# Expectation value of non-physical observable

## Homework Statement

This may be incredibly obvious, but I just need to check. Of course we all know that physical observables must yield real expectation values. What if you tried to calculate, say, <xV(d/dx)>, where x is the position, d/dx is a first derivative, and V is the potential? This isn't an observable...so do we automatically know the answer is zero(or non-real)?

## The Attempt at a Solution

vela
Staff Emeritus
Homework Helper
Nope.

Nope.

So after searching around I agree with your answer, but I am not sure why this is so.

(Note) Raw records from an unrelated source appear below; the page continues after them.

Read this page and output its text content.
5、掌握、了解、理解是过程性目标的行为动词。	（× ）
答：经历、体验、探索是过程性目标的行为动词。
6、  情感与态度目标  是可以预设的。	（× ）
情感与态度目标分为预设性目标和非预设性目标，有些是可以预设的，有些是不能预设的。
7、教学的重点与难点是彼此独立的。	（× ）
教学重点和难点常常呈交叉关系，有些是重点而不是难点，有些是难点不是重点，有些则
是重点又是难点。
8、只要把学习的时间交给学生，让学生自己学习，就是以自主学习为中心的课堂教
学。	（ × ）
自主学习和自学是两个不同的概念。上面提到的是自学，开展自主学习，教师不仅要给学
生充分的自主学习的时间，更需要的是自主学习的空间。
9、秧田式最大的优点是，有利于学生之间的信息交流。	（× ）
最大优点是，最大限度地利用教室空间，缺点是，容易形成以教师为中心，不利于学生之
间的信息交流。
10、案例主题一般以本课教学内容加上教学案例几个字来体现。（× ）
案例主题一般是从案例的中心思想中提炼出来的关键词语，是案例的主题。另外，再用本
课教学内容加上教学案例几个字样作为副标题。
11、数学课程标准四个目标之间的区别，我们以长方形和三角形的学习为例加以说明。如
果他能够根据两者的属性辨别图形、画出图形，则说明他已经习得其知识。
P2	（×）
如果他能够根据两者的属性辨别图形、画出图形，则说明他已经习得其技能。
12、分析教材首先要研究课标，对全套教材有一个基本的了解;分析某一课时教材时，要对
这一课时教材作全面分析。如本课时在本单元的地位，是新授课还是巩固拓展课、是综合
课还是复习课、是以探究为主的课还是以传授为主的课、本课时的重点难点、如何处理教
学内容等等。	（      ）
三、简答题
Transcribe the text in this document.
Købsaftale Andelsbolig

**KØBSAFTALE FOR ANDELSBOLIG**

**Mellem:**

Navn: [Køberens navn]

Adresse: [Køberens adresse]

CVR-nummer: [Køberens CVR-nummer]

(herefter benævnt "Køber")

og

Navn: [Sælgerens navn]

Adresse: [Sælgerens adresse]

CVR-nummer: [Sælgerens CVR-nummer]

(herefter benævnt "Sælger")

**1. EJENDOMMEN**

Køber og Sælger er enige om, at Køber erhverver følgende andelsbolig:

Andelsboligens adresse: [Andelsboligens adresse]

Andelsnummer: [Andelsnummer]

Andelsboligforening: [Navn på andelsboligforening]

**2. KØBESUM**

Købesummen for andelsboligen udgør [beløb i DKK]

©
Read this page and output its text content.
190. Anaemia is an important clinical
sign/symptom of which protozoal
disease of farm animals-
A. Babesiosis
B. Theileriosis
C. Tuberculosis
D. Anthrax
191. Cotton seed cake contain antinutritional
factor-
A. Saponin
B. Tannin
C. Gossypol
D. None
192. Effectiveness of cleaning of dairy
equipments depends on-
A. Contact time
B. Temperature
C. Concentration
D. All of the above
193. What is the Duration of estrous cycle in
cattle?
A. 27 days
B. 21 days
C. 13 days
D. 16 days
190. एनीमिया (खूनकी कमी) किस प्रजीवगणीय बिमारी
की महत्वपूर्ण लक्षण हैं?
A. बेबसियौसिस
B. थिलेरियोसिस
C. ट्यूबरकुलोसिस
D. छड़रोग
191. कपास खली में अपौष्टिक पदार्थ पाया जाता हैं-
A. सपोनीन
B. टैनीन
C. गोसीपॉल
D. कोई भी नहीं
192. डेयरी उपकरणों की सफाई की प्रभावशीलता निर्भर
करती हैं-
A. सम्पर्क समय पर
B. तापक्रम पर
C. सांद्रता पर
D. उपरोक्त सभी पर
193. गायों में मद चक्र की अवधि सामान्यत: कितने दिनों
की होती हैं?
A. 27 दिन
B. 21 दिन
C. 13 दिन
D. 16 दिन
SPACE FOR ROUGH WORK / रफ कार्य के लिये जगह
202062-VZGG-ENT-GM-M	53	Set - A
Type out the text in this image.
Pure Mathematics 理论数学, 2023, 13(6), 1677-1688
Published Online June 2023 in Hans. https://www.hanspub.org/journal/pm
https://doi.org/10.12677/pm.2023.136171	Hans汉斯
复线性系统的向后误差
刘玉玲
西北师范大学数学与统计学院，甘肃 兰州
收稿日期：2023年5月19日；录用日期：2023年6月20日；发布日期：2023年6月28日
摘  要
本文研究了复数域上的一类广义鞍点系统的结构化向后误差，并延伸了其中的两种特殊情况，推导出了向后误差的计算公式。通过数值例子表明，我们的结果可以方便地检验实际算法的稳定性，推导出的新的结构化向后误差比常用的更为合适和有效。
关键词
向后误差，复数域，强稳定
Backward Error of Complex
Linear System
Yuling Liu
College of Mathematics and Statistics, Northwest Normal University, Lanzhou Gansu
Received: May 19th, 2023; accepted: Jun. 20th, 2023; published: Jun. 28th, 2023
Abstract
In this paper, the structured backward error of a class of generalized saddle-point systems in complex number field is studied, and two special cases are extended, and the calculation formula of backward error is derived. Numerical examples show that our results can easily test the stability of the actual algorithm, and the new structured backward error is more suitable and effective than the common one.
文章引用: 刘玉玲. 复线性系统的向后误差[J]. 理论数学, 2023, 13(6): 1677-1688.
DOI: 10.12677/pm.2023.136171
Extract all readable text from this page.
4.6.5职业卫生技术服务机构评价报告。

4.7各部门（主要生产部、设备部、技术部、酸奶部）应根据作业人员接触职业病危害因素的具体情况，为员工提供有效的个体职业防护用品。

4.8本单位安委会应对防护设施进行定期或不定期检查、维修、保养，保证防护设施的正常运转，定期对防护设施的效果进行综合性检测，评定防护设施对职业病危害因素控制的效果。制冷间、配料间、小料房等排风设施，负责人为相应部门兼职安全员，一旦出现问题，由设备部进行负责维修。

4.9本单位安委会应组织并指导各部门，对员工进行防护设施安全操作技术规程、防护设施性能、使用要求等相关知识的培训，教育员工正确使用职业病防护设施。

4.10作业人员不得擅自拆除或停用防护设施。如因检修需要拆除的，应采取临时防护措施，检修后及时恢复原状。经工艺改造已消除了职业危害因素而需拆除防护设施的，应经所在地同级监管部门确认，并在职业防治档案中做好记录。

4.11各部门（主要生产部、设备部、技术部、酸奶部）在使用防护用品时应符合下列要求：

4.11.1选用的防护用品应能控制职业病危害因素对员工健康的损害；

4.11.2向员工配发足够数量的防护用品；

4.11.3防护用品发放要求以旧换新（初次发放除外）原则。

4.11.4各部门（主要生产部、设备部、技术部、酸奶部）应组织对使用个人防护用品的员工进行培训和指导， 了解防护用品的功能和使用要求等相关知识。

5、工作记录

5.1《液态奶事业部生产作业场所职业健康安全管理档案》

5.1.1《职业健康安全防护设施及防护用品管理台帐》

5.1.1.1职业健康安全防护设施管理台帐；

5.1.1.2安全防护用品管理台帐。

For example, <xp> is not zero but has a complex component. xp isn't really considered a physical observable though...is it? Is the only restriction on for a real expectation value that the quantity be a "physically meaningful" observable such as momentum, energy, etc..?

dextercioby
Homework Helper
The basic requirement is for the linear operators which describe quantum observables to be self-adjoint. xp isn't. Self-adjoint operators have a spectral decomposition with a purely real spectrum, so that every expectation value on a state in their domain is real.

However, the combination

$$D = \frac{XP+PX}{2},$$

which looks the same classically, is self adjoint. One can often construct valid observables by getting the operator ordering right.

However, the combination

$$D = \frac{XP+PX}{2},$$

which looks the same classically, is self adjoint. One can often construct valid observables by getting the operator ordering right.

So since this is self adjoint...then how to we interpret this physically?

Simply as the product of position and momentum, I would think. We could in principle design a clever experiment to measure D.